On February 15, 2012, the Community Development Commission of the County of Los Angeles (CDC) joined in the Open House celebration for Canyon Creek, a $22 million affordable housing community in Calabasas built specifically for seniors, 62 years of age or older who are low-income or have been displaced by foreclosure. The CDC provided $2.5 million in HOME funds for site acquisition and construction costs to build a new affordable housing development that promotes independent living for seniors. With this base funding, the developer, Thomas Safran and Associates, was able to leverage approximately $20 million in additional funds to make this project feasible. It took six years to build the 74-unit development, not uncommon for a project that incorporates multiple sources and uses of funding.
Developments like Canyon Creek exemplify the benefits of the HOME Program. It is a prime example of Federal dollars being used, and multiplied, to provide low-income seniors, and those who may otherwise be displaced as a result of the nationwide economic crisis, with a place to call home.
Since the inception of the CDC’s HOME Program in 1992, Los Angeles County has assisted in financing over 2,690 units of affordable and special needs housing using these funds. The CDC’s goal to increase and preserve the supply of affordable housing for seniors, families, and persons with special needs in Los Angeles County is becoming more challenging, but its efforts are steadfast. Despite the valuable contributions of the local program, and numerous similar success stories across the nation, the HOME Program continues to be criticized as ineffective and targeted for Federal funding reductions.

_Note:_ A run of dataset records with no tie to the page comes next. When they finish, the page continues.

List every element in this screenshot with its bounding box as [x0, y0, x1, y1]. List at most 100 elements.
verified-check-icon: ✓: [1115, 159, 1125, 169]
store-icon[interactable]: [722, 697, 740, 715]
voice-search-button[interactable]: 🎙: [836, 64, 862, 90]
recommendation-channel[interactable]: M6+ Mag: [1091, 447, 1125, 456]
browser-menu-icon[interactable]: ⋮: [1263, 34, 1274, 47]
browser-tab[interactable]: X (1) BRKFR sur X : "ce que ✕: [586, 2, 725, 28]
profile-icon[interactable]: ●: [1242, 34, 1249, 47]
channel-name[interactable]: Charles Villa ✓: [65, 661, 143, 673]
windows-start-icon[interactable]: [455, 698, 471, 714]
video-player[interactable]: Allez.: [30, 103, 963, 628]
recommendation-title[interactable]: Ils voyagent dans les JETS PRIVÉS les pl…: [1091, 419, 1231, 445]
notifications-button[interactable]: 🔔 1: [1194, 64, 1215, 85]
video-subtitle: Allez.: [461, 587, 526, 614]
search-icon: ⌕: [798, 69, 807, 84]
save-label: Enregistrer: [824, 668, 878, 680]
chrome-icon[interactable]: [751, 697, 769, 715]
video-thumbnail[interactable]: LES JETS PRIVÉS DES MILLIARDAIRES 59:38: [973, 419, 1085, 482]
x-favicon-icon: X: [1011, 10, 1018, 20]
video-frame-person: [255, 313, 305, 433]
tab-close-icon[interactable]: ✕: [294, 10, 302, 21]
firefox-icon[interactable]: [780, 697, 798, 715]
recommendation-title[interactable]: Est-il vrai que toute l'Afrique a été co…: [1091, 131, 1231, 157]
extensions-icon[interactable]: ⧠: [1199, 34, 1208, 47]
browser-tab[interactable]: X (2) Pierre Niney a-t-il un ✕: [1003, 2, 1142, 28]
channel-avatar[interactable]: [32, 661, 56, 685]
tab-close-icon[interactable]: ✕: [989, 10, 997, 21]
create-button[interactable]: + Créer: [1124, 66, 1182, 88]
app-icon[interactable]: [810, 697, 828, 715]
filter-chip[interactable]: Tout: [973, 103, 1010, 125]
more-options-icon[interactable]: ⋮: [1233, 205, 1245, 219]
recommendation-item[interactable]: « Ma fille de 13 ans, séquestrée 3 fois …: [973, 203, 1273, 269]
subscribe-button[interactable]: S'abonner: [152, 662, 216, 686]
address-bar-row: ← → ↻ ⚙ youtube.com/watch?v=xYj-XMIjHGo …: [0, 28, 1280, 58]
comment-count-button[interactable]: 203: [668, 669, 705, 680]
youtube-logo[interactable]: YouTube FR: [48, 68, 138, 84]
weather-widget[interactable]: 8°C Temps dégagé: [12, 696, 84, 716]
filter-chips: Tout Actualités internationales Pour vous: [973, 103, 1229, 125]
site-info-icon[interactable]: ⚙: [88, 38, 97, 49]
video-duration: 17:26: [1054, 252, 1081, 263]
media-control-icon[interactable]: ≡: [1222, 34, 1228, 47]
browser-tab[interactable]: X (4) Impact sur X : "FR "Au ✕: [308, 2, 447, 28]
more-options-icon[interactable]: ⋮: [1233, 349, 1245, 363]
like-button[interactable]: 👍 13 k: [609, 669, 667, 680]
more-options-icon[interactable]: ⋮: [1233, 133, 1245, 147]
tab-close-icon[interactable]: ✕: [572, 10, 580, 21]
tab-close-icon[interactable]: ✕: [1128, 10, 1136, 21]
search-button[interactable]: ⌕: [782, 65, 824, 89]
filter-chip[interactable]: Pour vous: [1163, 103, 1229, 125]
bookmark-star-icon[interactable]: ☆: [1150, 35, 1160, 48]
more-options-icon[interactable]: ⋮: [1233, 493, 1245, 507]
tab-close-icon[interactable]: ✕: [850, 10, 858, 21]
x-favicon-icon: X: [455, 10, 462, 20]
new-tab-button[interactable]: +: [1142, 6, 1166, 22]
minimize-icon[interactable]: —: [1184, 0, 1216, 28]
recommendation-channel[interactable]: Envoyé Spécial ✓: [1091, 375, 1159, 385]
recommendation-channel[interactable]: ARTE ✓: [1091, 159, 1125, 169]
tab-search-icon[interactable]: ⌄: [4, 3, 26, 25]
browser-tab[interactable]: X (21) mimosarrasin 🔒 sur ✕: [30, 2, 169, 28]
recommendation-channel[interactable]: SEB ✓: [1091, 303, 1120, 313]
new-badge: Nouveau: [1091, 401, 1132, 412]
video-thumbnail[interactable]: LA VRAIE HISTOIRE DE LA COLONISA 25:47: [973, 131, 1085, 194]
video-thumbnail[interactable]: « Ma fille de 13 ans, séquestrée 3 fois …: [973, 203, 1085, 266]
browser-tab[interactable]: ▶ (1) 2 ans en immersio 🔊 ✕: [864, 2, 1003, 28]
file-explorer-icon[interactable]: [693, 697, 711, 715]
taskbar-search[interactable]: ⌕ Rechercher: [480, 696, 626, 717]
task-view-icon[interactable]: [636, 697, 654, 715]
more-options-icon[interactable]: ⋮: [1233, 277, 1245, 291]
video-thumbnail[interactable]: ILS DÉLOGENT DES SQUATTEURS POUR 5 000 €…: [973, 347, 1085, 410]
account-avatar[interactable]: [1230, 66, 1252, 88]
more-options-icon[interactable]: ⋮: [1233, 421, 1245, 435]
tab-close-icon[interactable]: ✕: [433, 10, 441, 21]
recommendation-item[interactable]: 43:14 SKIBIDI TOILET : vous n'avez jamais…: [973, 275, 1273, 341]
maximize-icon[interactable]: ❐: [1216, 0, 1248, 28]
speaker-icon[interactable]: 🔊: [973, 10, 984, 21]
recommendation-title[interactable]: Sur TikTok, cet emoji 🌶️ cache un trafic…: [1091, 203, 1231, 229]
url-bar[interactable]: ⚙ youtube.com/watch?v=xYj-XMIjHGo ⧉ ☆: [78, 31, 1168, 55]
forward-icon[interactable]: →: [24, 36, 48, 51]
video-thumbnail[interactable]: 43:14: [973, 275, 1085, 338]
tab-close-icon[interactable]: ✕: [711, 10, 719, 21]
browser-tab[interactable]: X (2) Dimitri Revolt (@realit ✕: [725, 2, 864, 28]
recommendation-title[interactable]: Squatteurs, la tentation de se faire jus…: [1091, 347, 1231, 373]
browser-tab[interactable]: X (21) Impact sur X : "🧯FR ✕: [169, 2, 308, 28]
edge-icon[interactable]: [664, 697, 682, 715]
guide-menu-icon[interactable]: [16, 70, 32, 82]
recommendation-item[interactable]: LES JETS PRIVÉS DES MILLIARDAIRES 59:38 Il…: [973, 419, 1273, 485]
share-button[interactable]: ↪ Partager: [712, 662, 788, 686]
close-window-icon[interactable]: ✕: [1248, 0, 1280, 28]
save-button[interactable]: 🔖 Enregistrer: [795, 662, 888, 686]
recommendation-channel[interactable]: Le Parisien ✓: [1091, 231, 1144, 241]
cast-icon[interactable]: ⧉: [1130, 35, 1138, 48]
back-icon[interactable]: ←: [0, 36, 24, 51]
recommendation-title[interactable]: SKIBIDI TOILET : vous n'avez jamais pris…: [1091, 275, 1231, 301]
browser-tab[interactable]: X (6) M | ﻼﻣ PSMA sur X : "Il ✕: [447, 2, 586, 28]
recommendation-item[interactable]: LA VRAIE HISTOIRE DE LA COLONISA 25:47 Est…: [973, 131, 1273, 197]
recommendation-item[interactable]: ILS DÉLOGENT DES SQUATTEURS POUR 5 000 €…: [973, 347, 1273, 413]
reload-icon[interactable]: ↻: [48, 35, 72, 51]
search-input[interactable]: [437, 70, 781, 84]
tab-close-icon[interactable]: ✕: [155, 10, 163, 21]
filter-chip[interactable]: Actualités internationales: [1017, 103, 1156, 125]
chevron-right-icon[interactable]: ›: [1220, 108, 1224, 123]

In the last year alone, the HOME Program was reduced by 44%. This Federal cut, coupled with the dissolution of the State’s redevelopment agencies (RDAs) as of February 1, 2012, which eliminated the 20% Low and Moderate Income Housing funds generated annually from RDAs tax increment, leaves local affordable housing financing in a dire situation. The cuts translate into fewer resources for the construction of affordable housing, rehabilitation of existing housing, and down payment assistance for eligible first-time homebuyers.